Embodiment 37. A method of treating a solid tumor in a subject, the method comprising:

(a) obtaining a biological sample from the subject, and

(b) detecting a cancer relevant tumor microenvironment (TIME) gene in the biological sample, wherein the detection of the cancer relevant TIME gene is used to predict the subject’s response to a treatment; and

(c) administering the treatment, thereby treating the solid tumor in the subject.

Embodiment 38. The method of embodiment 37, wherein the cancer relevant TIME gene comprises a germline variant.

Embodiment 39. The method of embodiment 38, wherein the germline variant comprises a single nucleotide polymorphism (SNP).

Embodiment 40. The method of any one of embodiments 37-39 wherein the cancer relevant TIME gene comprises LAIR1, TREX1, CTSS, CTSW, or LILRB2.

Embodiment 41. The method of any one of embodiments 37-40, wherein the cancer relevant TIME gene comprises CTSS.

Embodiment 42. The method of any one of embodiments 37-41, wherein the cancer relevant TIME gene is relevant to a solid tumor cancer.

Embodiment 43. The method of embodiment 42, wherein the solid tumor cancer is selected from a bladder cancer, breast cancer, cervical cancer, colon cancer, endometrial cancer, esophageal cancer, fallopian tube cancer, gall bladder cancer, gastrointestinal cancer, head and neck cancer, hematological cancer, Hodgkin lymphoma, laryngeal cancer, liver cancer, lung cancer, lymphoma, melanoma, mesothelioma, ovarian cancer, primary peritoneal cancer, salivary gland cancer, sarcoma, stomach cancer, thyroid cancer, pancreatic cancer, renal cell carcinoma, glioblastoma and prostate cancer.

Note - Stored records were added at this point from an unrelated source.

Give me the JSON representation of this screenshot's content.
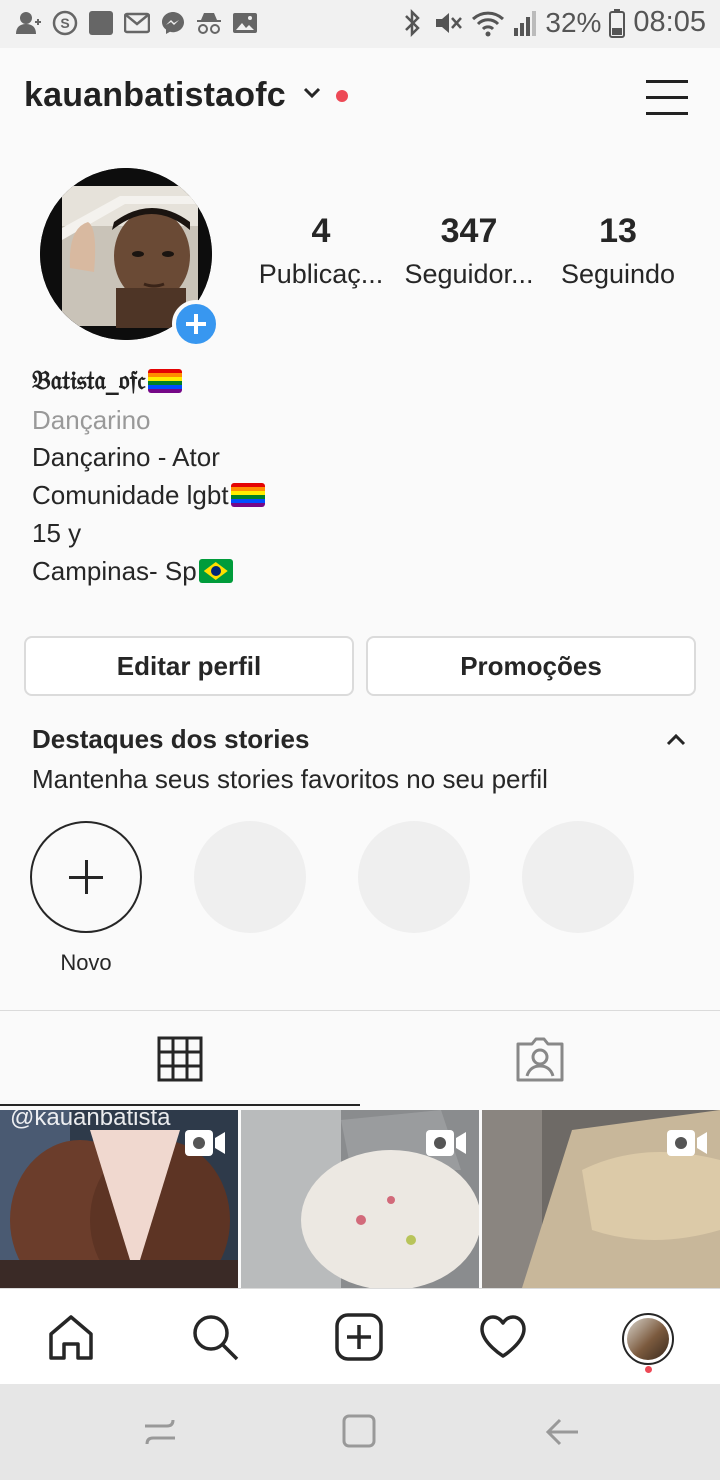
{
  "status_bar": {
    "battery": "32%",
    "time": "08:05"
  },
  "header": {
    "username": "kauanbatistaofc"
  },
  "profile": {
    "stats": [
      {
        "value": "4",
        "label": "Publicaç..."
      },
      {
        "value": "347",
        "label": "Seguidor..."
      },
      {
        "value": "13",
        "label": "Seguindo"
      }
    ],
    "display_name": "𝔅𝔞𝔱𝔦𝔰𝔱𝔞_𝔬𝔣𝔠",
    "category": "Dançarino",
    "bio_lines": [
      "Dançarino - Ator",
      "Comunidade lgbt",
      "15 y",
      "Campinas- Sp"
    ]
  },
  "buttons": {
    "edit_profile": "Editar perfil",
    "promotions": "Promoções"
  },
  "highlights": {
    "title": "Destaques dos stories",
    "subtitle": "Mantenha seus stories favoritos no seu perfil",
    "new_label": "Novo"
  },
  "grid": {
    "watermark": "@kauanbatista"
  },
  "colors": {
    "accent_blue": "#3897f0",
    "notification_red": "#ed4956",
    "border": "#dbdbdb"
  }
}
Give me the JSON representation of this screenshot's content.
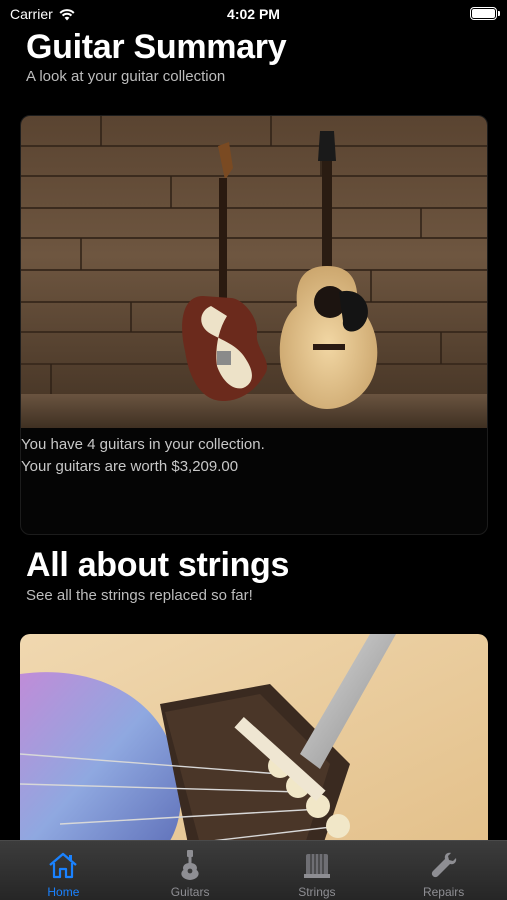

Embodiment 44. The method of embodiment 43, wherein the solid tumor cancer is follicular lymphoma.

Embodiment 45. The method of any one of embodiments 37-44, wherein the treatment is immunotherapy.

Embodiment 46. The method of any one of embodiments 37-45, wherein the biological sample comprises a tissue, a tissue section, an organ, an organism, an organoid, or a cell culture sample.